In Dimitri Shivkov v Artex Risk Solutions, it is alleged the promoters of these 831(b) structures had sold the captive strategies for the purpose of receiving and splitting substantial fees. The lawsuit also stated that the transactions under the captive insurance strategies were not insurance, the plaintiffs and class members’ captives were not insurance companies, and their attempted 831(b) elections were unlawful.
One of the attorneys representing the plaintiffs in Shivkov v Artex, David Deary of Loewinsohn Flegle Deary Simon, says he believes the conspiracy extends further than the named participants to other major microcaptive managers.
Another case, Pilot Series of Fortress Insurance v Commissioner, in which the taxpayer is accused of using a captive as a tax shelter, was scheduled for trial on June 3, 2019, although the case has now settled, with the taxpayers conceding beforehand.
The case involves Jim Cameron, the sole shareholder of glass manufacturing business Cameron Glass, based in Oklahoma, who formed Pilot Series of Fortress Insurance (Pilot) as a Delaware-based captive with the assistance of Artex Risk Solutions.
Pilot subsequently made an election to be taxed as an insurance company under IRC 831(b).
It is alleged that the ownership of the captive was structured to allow some or all of the wealth accumulated in it to be passed to Cameron’s children and grandchildren, in order to avoid the application of gift taxes or the use of Cameron’s lifetime exclusion.
An unnamed source told Captive International that it is safe to assume there will be further class actions filed against captives managers in the next year or two, and that the IRS is likely to continue to win the Tax Court cases.

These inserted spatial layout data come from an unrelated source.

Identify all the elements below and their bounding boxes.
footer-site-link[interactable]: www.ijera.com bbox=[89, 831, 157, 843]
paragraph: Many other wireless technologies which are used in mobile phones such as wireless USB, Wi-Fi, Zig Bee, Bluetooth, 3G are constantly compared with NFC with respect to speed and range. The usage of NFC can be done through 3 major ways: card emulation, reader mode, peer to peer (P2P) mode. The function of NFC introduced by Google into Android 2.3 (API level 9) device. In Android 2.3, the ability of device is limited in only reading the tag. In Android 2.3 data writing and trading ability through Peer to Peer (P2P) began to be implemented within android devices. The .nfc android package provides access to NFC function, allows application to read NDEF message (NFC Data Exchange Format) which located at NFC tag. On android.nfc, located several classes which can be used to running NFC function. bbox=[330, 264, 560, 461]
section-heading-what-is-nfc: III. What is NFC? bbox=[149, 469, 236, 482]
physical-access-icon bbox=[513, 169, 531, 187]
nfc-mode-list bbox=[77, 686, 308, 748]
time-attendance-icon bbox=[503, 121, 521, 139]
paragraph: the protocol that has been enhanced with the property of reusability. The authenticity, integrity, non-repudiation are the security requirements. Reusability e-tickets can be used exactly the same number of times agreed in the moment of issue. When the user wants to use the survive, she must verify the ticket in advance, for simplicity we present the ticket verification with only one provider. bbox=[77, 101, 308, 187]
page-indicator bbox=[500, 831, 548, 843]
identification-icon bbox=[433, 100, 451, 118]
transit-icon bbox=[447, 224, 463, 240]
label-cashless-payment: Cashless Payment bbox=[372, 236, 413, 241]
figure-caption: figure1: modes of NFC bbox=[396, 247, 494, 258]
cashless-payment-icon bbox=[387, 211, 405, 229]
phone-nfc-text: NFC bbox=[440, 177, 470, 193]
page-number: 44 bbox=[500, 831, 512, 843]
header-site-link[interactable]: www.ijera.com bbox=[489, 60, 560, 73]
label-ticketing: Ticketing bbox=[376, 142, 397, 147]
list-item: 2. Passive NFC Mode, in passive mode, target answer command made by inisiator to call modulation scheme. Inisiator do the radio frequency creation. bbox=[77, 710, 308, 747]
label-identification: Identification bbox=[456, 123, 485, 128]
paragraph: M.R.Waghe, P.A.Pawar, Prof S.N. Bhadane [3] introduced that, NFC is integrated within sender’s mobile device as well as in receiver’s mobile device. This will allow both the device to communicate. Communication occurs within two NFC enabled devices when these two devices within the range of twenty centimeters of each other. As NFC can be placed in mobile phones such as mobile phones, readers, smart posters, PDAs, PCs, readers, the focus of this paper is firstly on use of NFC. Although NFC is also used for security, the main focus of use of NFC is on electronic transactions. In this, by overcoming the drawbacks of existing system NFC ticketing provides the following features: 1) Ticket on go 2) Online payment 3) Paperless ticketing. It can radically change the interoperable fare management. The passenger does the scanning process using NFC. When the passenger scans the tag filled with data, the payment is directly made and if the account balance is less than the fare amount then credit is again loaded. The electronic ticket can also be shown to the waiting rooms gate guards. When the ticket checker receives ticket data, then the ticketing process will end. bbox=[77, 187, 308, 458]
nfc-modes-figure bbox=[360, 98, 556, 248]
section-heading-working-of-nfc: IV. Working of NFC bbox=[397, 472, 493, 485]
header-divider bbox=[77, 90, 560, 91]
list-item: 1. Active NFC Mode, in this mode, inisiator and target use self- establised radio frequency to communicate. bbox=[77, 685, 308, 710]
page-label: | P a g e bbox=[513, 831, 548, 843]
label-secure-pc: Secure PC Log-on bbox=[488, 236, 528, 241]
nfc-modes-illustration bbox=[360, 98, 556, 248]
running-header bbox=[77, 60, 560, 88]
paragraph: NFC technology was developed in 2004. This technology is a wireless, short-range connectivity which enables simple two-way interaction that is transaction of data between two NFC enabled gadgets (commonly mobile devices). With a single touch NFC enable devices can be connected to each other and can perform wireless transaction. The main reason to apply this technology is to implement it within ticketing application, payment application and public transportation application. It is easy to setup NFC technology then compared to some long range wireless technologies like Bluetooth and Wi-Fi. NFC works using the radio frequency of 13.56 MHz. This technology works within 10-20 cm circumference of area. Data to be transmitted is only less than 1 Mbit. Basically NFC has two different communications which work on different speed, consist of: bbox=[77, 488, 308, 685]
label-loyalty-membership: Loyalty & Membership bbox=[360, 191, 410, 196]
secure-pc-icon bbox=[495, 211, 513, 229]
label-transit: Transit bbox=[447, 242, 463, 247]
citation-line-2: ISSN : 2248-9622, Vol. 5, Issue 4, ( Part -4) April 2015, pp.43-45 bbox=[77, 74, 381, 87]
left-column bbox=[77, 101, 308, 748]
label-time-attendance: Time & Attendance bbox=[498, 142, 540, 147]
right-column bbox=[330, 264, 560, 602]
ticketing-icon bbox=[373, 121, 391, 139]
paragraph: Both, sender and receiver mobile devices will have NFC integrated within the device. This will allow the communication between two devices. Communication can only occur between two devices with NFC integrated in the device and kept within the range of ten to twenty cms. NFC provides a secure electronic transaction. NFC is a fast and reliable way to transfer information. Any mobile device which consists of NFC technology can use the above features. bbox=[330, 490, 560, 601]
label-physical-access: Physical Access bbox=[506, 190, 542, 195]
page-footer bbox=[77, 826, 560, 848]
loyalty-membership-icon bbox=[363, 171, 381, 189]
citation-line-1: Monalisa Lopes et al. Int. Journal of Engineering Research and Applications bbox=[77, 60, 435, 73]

“Quite frankly, if you work for a manager that continues to promote 831(b) tax-efficient solutions then you should run,” the source said.
“There is an argument that the purveyors of these captives (prior to Avrahami) were simply aggressively working within the law. Now that the case law has started to emerge, the potential of criminal liability for promoting these transactions is very real.”
At the start of the year, the Captive Insurance Companies Association (CICA) published new guidance on the use of risk pools following Reserve Mechanical and Avrahami. Commercial Insurance and Captive Insurance Industry: Commonly Accepted Practices provides a review of the structure and use of risk pools, addresses some of the common misperceptions, and provides guidance on commonly accepted insurance practices.
Captive insurance associations and many industry professionals have always advocated best practices for microcaptives, which continue to be a cost-effective method for smaller and medium-sized companies to get involved in alternative risk financing.
“Market factors aside (adverse selection, hardening market, etc) we continue to expect significant growth in the captives space,” says Reznicek.
“Further rulings will continue to provide additional guidance to the industry and set an appropriate foundation for the formal transfer of risk and funding for future losses via captive insurance company ownership.”
Kirkup adds: “While we think that some of the issues will be clarified on appeal, ground rules to ensure small captive viability are beginning to emerge.”